Coastal communities have been “blighted” by “nine years of vicious austerity and Tory cuts”, Jeremy Corbyn will say in a speech on Saturday.
Speaking in Hastings, the Labour leader will pledge to end “evil of in-work poverty” and “the need for food banks”.
But the Conservatives say seaside areas can benefit from a £3.6bn fund.
BBC analysis this week found that workers living in seaside areas in Britain £1,600 less on average per year than those living inland.
The research also found that two-thirds of coastal areas had seen a real terms fall in wages since 2010.
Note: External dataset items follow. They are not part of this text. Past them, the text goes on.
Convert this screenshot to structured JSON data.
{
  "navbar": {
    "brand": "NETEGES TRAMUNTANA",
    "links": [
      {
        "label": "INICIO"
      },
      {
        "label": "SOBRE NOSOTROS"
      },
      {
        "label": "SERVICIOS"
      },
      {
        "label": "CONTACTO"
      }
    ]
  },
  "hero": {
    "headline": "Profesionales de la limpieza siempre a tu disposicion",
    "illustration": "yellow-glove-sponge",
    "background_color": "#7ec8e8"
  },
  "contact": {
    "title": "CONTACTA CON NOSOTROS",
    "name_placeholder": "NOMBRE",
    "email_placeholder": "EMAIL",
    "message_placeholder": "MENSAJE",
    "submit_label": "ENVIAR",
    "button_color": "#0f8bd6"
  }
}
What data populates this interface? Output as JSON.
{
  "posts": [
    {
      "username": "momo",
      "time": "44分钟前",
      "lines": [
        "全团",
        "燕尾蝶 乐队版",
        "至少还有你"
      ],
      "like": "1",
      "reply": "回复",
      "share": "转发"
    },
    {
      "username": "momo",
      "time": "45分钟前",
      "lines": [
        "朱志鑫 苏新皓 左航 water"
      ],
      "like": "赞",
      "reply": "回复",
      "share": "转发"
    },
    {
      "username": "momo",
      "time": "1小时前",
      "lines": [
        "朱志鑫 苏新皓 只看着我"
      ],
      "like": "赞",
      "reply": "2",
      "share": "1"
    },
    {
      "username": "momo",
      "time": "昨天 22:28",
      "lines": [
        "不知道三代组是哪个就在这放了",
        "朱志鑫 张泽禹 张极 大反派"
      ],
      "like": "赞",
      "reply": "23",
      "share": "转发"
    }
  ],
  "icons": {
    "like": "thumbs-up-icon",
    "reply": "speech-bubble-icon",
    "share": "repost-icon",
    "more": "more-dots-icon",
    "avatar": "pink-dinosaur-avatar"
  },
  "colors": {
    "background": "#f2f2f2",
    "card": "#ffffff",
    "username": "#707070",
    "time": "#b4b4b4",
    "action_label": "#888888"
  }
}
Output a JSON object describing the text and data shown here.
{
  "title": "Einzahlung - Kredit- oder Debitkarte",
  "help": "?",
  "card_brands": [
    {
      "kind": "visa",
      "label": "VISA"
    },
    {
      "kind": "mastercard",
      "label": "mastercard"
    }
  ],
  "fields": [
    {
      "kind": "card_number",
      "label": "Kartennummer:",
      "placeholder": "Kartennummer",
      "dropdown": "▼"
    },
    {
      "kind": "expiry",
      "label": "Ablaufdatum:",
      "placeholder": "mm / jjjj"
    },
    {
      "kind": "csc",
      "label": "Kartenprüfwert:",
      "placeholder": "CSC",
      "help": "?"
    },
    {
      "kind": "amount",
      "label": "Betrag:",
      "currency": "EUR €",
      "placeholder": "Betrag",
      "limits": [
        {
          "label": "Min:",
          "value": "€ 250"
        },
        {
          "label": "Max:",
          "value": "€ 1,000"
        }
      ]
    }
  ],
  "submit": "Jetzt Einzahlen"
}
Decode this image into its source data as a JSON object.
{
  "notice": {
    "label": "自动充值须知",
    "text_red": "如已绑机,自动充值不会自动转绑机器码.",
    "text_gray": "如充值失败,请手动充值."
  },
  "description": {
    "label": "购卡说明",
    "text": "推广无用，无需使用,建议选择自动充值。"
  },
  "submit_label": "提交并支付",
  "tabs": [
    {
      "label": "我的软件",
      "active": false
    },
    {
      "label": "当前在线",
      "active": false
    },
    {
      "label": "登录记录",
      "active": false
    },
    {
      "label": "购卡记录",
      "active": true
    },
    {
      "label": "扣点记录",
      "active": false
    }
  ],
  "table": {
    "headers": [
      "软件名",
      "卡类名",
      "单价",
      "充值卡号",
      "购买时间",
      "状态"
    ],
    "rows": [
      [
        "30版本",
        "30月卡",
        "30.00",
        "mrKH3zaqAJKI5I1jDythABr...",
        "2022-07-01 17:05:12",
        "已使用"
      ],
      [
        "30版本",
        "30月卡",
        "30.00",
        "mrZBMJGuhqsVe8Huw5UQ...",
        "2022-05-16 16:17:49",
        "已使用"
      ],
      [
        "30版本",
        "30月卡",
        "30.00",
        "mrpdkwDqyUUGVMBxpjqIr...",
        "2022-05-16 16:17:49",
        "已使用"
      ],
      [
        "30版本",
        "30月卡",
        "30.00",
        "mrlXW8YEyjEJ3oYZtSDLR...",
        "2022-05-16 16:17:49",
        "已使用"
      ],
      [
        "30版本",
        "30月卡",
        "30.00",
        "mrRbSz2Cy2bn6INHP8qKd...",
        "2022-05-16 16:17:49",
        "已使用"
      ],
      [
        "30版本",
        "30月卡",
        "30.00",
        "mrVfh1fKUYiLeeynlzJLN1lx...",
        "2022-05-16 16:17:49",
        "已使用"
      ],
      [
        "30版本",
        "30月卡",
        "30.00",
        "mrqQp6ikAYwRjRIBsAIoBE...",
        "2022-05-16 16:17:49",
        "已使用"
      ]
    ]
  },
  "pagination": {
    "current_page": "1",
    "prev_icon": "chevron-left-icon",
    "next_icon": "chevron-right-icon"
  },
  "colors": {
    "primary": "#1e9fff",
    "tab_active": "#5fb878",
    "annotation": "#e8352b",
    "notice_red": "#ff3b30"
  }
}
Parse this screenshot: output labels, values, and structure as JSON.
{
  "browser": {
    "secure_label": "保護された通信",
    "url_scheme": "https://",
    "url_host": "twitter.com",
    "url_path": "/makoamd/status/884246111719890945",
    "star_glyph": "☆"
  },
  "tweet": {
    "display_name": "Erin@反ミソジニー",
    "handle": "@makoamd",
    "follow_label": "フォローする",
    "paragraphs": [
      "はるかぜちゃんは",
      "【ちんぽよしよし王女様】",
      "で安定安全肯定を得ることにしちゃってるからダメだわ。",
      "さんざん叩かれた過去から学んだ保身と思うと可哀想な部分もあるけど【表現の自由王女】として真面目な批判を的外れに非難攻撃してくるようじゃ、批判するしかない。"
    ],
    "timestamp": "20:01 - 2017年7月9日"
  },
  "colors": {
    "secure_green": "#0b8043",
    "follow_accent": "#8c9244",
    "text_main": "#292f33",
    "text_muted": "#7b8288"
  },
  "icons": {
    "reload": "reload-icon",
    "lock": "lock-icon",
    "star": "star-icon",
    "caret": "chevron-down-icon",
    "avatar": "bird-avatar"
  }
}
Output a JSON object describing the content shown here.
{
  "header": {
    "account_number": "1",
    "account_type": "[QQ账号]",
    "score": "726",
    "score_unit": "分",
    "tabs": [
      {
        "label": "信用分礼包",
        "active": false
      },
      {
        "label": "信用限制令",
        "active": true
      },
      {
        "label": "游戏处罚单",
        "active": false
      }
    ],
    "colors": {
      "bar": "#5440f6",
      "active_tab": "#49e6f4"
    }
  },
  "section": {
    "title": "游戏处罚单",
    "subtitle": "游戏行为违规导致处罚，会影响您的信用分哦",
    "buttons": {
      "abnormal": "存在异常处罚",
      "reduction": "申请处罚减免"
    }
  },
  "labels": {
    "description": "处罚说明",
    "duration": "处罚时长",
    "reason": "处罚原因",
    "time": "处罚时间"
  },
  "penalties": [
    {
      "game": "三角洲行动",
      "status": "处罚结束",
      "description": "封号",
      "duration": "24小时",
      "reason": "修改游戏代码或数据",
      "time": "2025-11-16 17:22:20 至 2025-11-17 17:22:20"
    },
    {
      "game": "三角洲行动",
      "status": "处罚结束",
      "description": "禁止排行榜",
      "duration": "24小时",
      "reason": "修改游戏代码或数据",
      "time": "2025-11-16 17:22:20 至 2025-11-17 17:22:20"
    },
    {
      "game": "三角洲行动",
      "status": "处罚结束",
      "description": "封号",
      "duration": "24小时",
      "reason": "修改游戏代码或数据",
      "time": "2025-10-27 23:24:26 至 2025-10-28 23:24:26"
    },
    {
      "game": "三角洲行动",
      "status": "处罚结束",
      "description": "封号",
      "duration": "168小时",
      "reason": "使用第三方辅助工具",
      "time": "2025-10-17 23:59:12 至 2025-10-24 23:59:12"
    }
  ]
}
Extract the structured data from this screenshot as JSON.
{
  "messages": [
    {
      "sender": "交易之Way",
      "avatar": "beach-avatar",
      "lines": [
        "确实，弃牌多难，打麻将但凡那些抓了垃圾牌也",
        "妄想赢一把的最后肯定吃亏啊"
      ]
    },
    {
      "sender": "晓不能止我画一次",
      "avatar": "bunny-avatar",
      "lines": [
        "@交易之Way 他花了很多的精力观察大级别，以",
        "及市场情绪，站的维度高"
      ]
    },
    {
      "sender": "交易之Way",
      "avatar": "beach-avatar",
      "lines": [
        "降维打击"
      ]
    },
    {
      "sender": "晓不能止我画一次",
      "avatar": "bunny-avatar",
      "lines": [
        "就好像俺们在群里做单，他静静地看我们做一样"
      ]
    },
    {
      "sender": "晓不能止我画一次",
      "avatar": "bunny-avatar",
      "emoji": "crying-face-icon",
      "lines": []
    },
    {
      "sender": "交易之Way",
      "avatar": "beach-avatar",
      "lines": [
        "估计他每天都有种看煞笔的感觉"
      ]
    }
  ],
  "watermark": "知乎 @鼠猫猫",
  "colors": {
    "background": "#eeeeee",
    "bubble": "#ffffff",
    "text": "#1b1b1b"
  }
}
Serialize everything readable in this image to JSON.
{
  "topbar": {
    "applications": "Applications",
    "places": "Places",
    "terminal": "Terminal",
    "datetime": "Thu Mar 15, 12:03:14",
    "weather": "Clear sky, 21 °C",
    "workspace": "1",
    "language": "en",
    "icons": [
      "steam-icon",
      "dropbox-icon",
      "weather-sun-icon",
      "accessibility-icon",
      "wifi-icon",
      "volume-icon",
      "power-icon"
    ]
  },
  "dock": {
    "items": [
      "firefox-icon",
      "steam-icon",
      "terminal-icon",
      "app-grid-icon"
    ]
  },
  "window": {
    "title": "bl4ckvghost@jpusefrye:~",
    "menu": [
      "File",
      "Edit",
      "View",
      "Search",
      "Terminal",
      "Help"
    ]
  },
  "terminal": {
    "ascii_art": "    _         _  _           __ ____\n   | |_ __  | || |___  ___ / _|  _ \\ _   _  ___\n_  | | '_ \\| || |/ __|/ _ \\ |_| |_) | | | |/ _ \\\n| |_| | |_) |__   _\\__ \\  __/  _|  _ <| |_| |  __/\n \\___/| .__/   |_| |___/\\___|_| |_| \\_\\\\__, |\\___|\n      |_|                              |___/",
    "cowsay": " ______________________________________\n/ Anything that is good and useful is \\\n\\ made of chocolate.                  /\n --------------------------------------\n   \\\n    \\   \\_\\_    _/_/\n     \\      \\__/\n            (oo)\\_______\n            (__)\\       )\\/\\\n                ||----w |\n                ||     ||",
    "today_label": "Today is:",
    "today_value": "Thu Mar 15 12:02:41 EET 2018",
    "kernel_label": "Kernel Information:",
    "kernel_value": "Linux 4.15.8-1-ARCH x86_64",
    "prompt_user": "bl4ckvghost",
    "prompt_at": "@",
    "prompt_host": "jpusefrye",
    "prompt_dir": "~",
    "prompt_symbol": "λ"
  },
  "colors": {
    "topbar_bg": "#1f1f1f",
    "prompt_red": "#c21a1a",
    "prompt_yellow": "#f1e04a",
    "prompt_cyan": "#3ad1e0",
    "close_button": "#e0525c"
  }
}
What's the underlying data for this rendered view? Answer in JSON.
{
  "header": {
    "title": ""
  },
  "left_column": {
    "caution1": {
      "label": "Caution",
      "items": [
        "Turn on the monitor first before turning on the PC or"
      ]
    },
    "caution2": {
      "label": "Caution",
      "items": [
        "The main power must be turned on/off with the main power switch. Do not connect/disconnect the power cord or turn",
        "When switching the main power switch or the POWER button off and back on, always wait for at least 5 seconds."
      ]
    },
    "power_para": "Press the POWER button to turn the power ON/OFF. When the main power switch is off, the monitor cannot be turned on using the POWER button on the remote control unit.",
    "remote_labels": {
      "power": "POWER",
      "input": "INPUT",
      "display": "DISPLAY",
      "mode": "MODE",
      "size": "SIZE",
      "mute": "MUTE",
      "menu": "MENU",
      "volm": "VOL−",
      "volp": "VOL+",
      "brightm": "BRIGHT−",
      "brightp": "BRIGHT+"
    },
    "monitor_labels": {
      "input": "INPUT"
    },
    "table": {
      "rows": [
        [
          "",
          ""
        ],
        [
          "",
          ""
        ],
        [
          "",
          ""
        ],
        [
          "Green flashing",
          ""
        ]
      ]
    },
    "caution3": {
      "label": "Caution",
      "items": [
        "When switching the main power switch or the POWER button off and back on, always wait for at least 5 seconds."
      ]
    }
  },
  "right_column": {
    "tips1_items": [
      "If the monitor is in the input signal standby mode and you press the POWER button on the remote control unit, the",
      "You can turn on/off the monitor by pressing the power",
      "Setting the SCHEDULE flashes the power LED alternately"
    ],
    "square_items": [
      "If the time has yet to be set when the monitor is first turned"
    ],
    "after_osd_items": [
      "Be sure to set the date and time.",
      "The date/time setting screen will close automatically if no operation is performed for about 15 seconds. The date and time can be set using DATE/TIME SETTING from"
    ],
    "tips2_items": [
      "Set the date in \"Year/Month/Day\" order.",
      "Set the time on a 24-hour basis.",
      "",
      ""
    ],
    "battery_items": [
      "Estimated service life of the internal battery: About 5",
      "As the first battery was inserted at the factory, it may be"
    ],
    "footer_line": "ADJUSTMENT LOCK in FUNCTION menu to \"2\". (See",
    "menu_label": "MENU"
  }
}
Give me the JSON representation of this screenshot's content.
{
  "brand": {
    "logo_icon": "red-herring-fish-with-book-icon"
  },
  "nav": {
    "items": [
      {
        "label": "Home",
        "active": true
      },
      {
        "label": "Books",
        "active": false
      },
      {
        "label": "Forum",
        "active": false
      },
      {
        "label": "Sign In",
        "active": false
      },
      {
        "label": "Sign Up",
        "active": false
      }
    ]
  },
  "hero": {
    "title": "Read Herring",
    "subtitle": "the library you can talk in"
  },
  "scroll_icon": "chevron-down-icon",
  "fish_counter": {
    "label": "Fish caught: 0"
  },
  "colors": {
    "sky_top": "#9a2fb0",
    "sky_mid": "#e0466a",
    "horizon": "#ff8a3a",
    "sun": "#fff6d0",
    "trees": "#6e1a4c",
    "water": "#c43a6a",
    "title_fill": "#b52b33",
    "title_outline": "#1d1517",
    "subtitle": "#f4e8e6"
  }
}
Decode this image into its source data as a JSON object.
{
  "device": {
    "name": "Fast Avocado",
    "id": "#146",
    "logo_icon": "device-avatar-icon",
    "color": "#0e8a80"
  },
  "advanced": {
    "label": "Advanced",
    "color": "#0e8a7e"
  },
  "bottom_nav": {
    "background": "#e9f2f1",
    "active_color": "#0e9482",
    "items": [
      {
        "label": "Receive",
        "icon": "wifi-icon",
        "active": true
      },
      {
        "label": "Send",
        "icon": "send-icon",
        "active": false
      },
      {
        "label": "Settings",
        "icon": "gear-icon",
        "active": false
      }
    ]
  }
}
Speaking in the East Sussex town, a seat Labour is hoping to win from the Conservatives in the next election, Mr Corbyn will say poverty and inequality are “not inevitable”.
“In the fifth-richest country in the world no-one should be forced to rely on a food bank to feed their family, no-one should be sleeping rough on our streets, and nobody should be working for poverty wages.”
Citing parliamentary research, he will say one in five adults in the Hastings and Rye constituency could be in receipt of universal credit when it is fully rolled out.
Universal credit is the benefit for working-age people, replacing six benefits – including income support and housing benefit – and merging them into one payment:
Food banks in the area say they distributed nearly 90,000 meals last year.
Mr Corbyn has said a Labour government would immediately increase the minimum wage to £10 an hour, scrap universal credit and build one million affordable homes over ten years.
He will also trumpet plans, unveiled at the party’s conference, for a future Labour government to invest in new offshore wind farms and use the profits generated from energy sold to improve recreational and leisure facilities in struggling areas.
Labour finished only 346 votes behind the Conservatives in Hastings and Rye in 2017 but the local MP, former home secretary Amber Rudd, recently quit the party and said she would not stand in the constituency.
Defending the government’s record, Minister for Local Growth Jack Berry said: “Thanks to a thriving economy and record employment, the government can afford to invest more in communities across the country – something that would be put at risk with a reckless high-tax, high-debt Corbyn government.”